By entering into the silence that is common to all, we encounter the source beyond all stories, and come forth with greater compassion, enhanced abilities for non-dual thought, patience, and unshakable hope. We come to know that none of the models put forth in a culture’s myths, including our own, are truth. That being the case, why should we argue? This silence, writes Richard Rohr, can “absorb paradoxes, contradictions and the challenges of life.” In it, we meet God and experience the indwelling presence for ourselves.
Rohr is a Franciscan priest, teacher, noted author, and founder and director of the Center for Action and Contemplation in Albuquerque, New Mexico.
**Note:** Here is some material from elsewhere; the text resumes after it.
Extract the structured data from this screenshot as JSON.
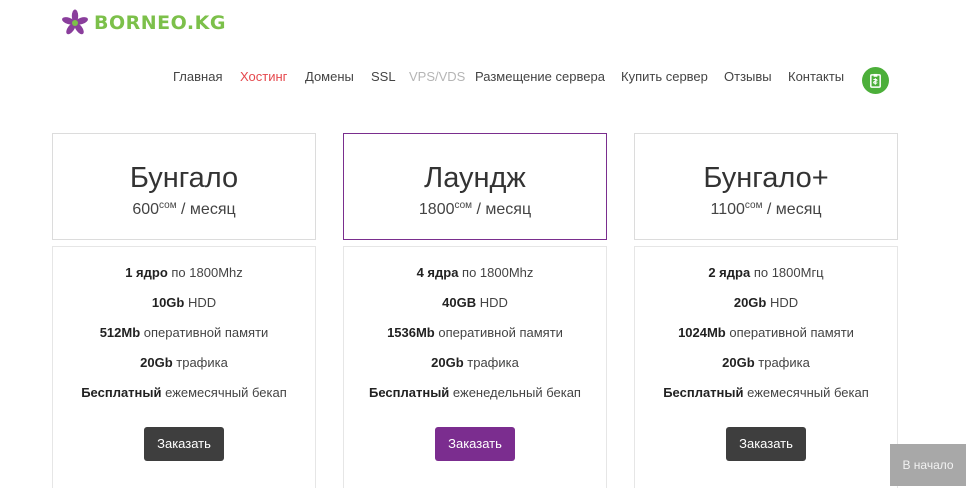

He writes that “any systematic teaching of contemplation has been lost to the Western churches for most of five centuries…Even Catholic contemplative religious orders stopped teaching it to their own members, which was quite a loss indeed.” The result has been discord and division among Christians.
Rohr declares that “the Sunday service alone seldom leads people on deeper or even real journeys.” Yet, we are told to keep coming back—that if we do, we’ll eventually “get it.” But we don’t, because those in charge haven’t “got it” either.
What is needed today, according to Rohr, are “living models” of the contemplative mind.“Whenever you see a movement into solitude or hermitage or quiet or any kind of aloneness, you know you have non-dual contemplative consciousness emerging,” he writes.
Rohr’s book gives an honest, and sometimes surprising, look at the richness of an inner life nourished by compassionate silence.